The state had its second-best month ever in January, with real money online casino gaming revenue of $1,121,345.
The January figure was also a 3.1% increase from December’s $1,087,671, according to figures posted by the Delaware Lottery. Only in May 2020 ($1,134,900) did the state coffers benefit more from the online casino gaming available.
This boost came despite the handle dropping in January. The handle in December was $35,529,003, a state record, but fell 17.8% to $29,215,981 for the first month of the new year.
The First State is one of six jurisdictions to offer online gaming, along with neighboring New Jersey and Pennsylvania, plus Michigan, Connecticut and West Virginia. All of those states offer online poker along with Nevada.
Three brick-and-mortar gaming facilities in Delaware also offer iGaming.
Delaware Park in Wilmington led the state in iGaming handle for January at $11.66 million, and in revenue at $515,381. The facility’s horse track has been operating since 1937.
Bally’s Dover Casino Resort, which was recently rebranded after decades being known as Dover Downs, came next with $10.88 million in handle and $370,918 in revenue.
At Harrington Raceway & Casino in Harrington, the handle for January was nearly $6.68 million and the revenue came to $235,046.
After the state lost money in December on sports wagering, things came back to normal in January.
January’s total sports betting revenue was $1,914,283. That figure derives from $765,092 at the state’s three physical sportsbook locations (the brick-and-mortar casinos) and $1,149,191 from more than 100 sports lottery retailers around the state.
Those lottery retailers only offer NFL parlay cards during the season. Football is the most popular sports betting option in the country so pretty much every state sees a decline after the season (save for a bump during basketball’s March Madness) but Delaware’s sports betting handle drops even more precipitously after the NFL ends than it does in other states.
Total handle | Revenue | |
---|---|---|
January | $12.637M | $1.914M |
December | $12.639M | Minus-$0.970M |
Change | Down 0.01% | ------ |
Note: There is no mobile sports betting in Delaware.
In December, Delaware lost $969,520 ($296,809 from sportsbooks, minus-$1,266,329 from sports lottery retailers) in sports betting revenue.

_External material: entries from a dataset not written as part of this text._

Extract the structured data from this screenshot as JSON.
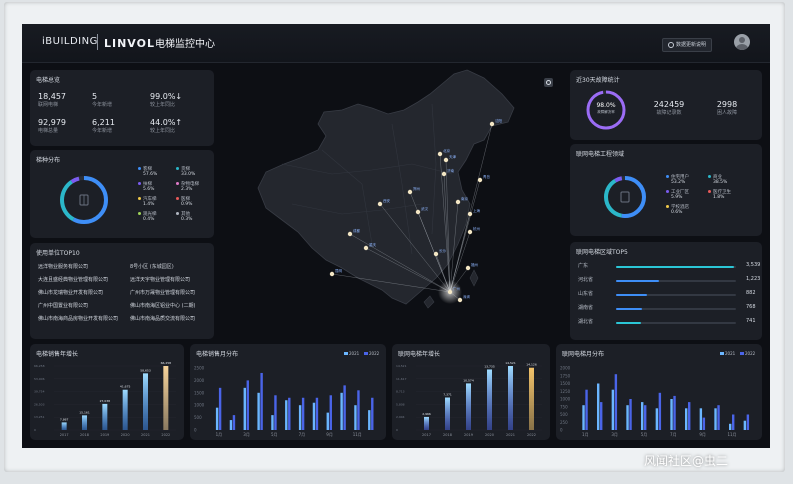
{
  "header": {
    "logo": "iBUILDING",
    "brand": "LINVOL",
    "title": "电梯监控中心",
    "update_button": "数据更新说明"
  },
  "overview": {
    "title": "电梯总览",
    "stats": [
      {
        "value": "18,457",
        "label": "联网电梯"
      },
      {
        "value": "5",
        "label": "今年新增"
      },
      {
        "value": "99.0%↓",
        "label": "较上年同比"
      },
      {
        "value": "92,979",
        "label": "电梯总量"
      },
      {
        "value": "6,211",
        "label": "今年新增"
      },
      {
        "value": "44.0%↑",
        "label": "较上年同比"
      }
    ]
  },
  "distribution": {
    "title": "梯种分布",
    "center_icon": "elevator-icon",
    "items": [
      {
        "name": "客梯",
        "pct": "57.6%",
        "color": "#3e8ef7"
      },
      {
        "name": "货梯",
        "pct": "33.0%",
        "color": "#2bb7c9"
      },
      {
        "name": "扶梯",
        "pct": "5.6%",
        "color": "#7b5cf0"
      },
      {
        "name": "杂物电梯",
        "pct": "2.3%",
        "color": "#e07ac8"
      },
      {
        "name": "汽车梯",
        "pct": "1.4%",
        "color": "#f0c94a"
      },
      {
        "name": "医梯",
        "pct": "0.9%",
        "color": "#e85a5a"
      },
      {
        "name": "观光梯",
        "pct": "0.4%",
        "color": "#9fd35a"
      },
      {
        "name": "其他",
        "pct": "0.3%",
        "color": "#b0b6c0"
      }
    ]
  },
  "top10": {
    "title": "使用单位TOP10",
    "rows": [
      [
        "远洋物业服务有限公司",
        "8号小区 (东城园区)"
      ],
      [
        "大连且盛经典物业管理有限公司",
        "远洋天宇物业管理有限公司"
      ],
      [
        "佛山市龙瑞物业开发有限公司",
        "广州市万晟物业管理有限公司"
      ],
      [
        "广州中国置业有限公司",
        "佛山市南海区铝业中心 (二期)"
      ],
      [
        "佛山市南海商品房物业开发有限公司",
        "佛山市南海品质交流有限公司"
      ]
    ]
  },
  "faults30": {
    "title": "近30天故障统计",
    "ring_value": "98.0%",
    "ring_label": "故障解决率",
    "stats": [
      {
        "value": "242459",
        "label": "故障记录数"
      },
      {
        "value": "2998",
        "label": "困人故障"
      }
    ]
  },
  "engineering": {
    "title": "联网电梯工程领域",
    "items": [
      {
        "name": "住宅用户",
        "pct": "53.2%",
        "color": "#3e8ef7"
      },
      {
        "name": "商业",
        "pct": "38.5%",
        "color": "#2bb7c9"
      },
      {
        "name": "工业厂区",
        "pct": "5.9%",
        "color": "#7b5cf0"
      },
      {
        "name": "医疗卫生",
        "pct": "1.8%",
        "color": "#e85a5a"
      },
      {
        "name": "学校酒店",
        "pct": "0.6%",
        "color": "#f0c94a"
      }
    ]
  },
  "regions": {
    "title": "联网电梯区域TOP5",
    "rows": [
      {
        "name": "广东",
        "value": "3,539",
        "ratio": 0.98,
        "color": "#2bc6d6"
      },
      {
        "name": "河北省",
        "value": "1,223",
        "ratio": 0.36,
        "color": "#3e8ef7"
      },
      {
        "name": "山东省",
        "value": "882",
        "ratio": 0.26,
        "color": "#3e8ef7"
      },
      {
        "name": "湖南省",
        "value": "768",
        "ratio": 0.22,
        "color": "#3e8ef7"
      },
      {
        "name": "湖北省",
        "value": "741",
        "ratio": 0.21,
        "color": "#2bc6d6"
      }
    ]
  },
  "map": {
    "search_icon": "search-icon",
    "cities": [
      "广州",
      "北京",
      "上海",
      "深圳",
      "成都",
      "武汉",
      "杭州",
      "西安",
      "重庆",
      "南京",
      "长沙",
      "郑州",
      "济南",
      "青岛",
      "天津",
      "沈阳",
      "昆明",
      "福州"
    ]
  },
  "bottom_charts": [
    {
      "title": "电梯销售年增长",
      "chart_data": {
        "type": "bar",
        "categories": [
          "2017",
          "2018",
          "2019",
          "2020",
          "2021",
          "2022"
        ],
        "values": [
          7867,
          15161,
          27038,
          41675,
          58653,
          66258
        ],
        "data_labels": [
          "7,867",
          "15,161",
          "27,038",
          "41,675",
          "58,653",
          "66,258"
        ],
        "y_ticks": [
          "66,258",
          "53,006",
          "39,754",
          "26,503",
          "13,251",
          "0"
        ],
        "ylim": [
          0,
          66258
        ]
      }
    },
    {
      "title": "电梯销售月分布",
      "chart_data": {
        "type": "bar",
        "categories": [
          "1月",
          "2月",
          "3月",
          "4月",
          "5月",
          "6月",
          "7月",
          "8月",
          "9月",
          "10月",
          "11月",
          "12月"
        ],
        "x_tick_labels": [
          "1月",
          "3月",
          "5月",
          "7月",
          "9月",
          "11月"
        ],
        "series": [
          {
            "name": "2021",
            "values": [
              900,
              400,
              1700,
              1500,
              600,
              1200,
              1000,
              1100,
              700,
              1500,
              1000,
              800
            ]
          },
          {
            "name": "2022",
            "values": [
              1700,
              600,
              2000,
              2300,
              1400,
              1300,
              1300,
              1300,
              1400,
              1800,
              1600,
              1300
            ]
          }
        ],
        "y_ticks": [
          "2500",
          "2000",
          "1500",
          "1000",
          "500",
          "0"
        ],
        "ylim": [
          0,
          2500
        ],
        "legend": "top-right"
      }
    },
    {
      "title": "联网电梯年增长",
      "chart_data": {
        "type": "bar",
        "categories": [
          "2017",
          "2018",
          "2019",
          "2020",
          "2021",
          "2022"
        ],
        "values": [
          2966,
          7371,
          10574,
          13735,
          14521,
          14126
        ],
        "data_labels": [
          "2,966",
          "7,371",
          "10,574",
          "13,735",
          "14,521",
          "14,126"
        ],
        "y_ticks": [
          "14,521",
          "11,617",
          "8,713",
          "5,808",
          "2,904",
          "0"
        ],
        "ylim": [
          0,
          14521
        ]
      }
    },
    {
      "title": "联网电梯月分布",
      "chart_data": {
        "type": "bar",
        "categories": [
          "1月",
          "2月",
          "3月",
          "4月",
          "5月",
          "6月",
          "7月",
          "8月",
          "9月",
          "10月",
          "11月",
          "12月"
        ],
        "x_tick_labels": [
          "1月",
          "3月",
          "5月",
          "7月",
          "9月",
          "11月"
        ],
        "series": [
          {
            "name": "2021",
            "values": [
              800,
              1500,
              1300,
              800,
              900,
              700,
              1000,
              700,
              700,
              700,
              200,
              300
            ]
          },
          {
            "name": "2022",
            "values": [
              1300,
              900,
              1800,
              1000,
              800,
              1200,
              1100,
              900,
              400,
              800,
              500,
              500
            ]
          }
        ],
        "y_ticks": [
          "2000",
          "1750",
          "1500",
          "1250",
          "1000",
          "750",
          "500",
          "250",
          "0"
        ],
        "ylim": [
          0,
          2000
        ],
        "legend": "top-right"
      }
    }
  ],
  "watermark": "风闻社区@虫二"
}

January’s total sports betting handle was almost identical in a month-over-month comparison. It was $12,637,103 ($8,390,110 from sportsbooks, $4,246,993 from sports lottery retailers), a drop of just 0.01% from December’s $12,638,955 ($7,537,902 from sportsbooks, $5,101,053 from sports lottery retailers).
Delaware became the first state outside of Nevada to accept a legal sports bet in June 2018, shortly after the U.S. Supreme Court struck down the Professional and Amateur Sports Protection Act (PASPA). Delaware even barely beat New Jersey to the distinction, though New Jersey brought legal action that led to PASPA’s overturn and the eventual state-by-state proliferation of legal, regulated sports betting.

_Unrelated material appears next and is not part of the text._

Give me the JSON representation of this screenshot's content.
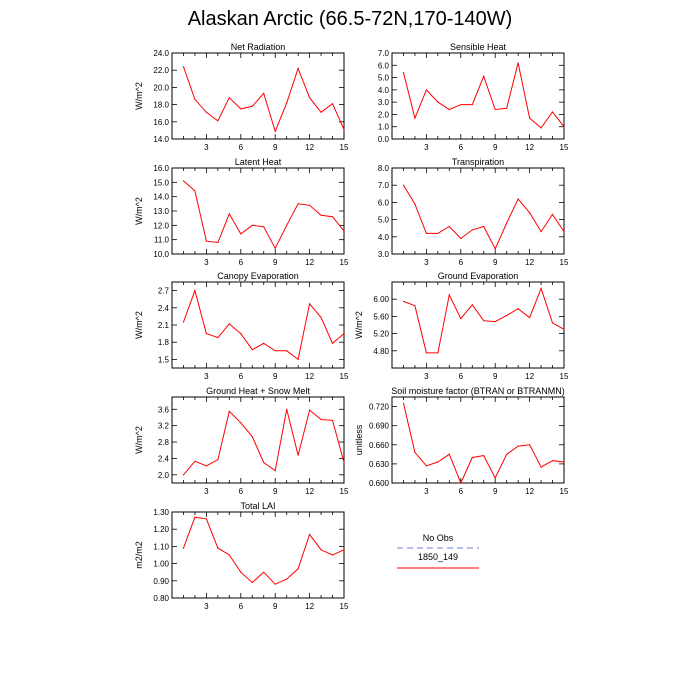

In late 2018 Delaware recorded four consecutive months with sports betting handle of more than $20 million. But then neighboring Pennsylvania launched in November 2018 and, with its online sports betting product, kept Keystone State natives (especially in nearby Philadelphia) betting from home rather than having to go to Delaware to place bets.
Since then, Delaware, which still lacks online sports betting, has passed $20 million in handle just twice. The fact that its record sports betting handle of $24.2 million has stood since November 2018, when states all over the country have been breaking records left and right since then, demonstrates the limitations that Delaware imposes on itself by not having a true mobile wagering option.
The news won’t get any better next NFL season. By then, Delaware’s other neighbor, Maryland, could have online sports betting launched. At worst, Maryland will begin taking mobile bets partway through the 2022 NFL season and already is taking sports wagers at some of its brick-and-mortar casinos.
It’s not reasonable to expect Delaware – with a population of about a million, no major pro sports teams and just two Division I universities – to ever compete with its larger neighbors for total sports wagering handle or revenue. But the fact that its iGaming product is doing so well should be a clear indication that, as long as it does not offer mobile sports wagering, Delaware will never maximize that revenue stream the way that other states have.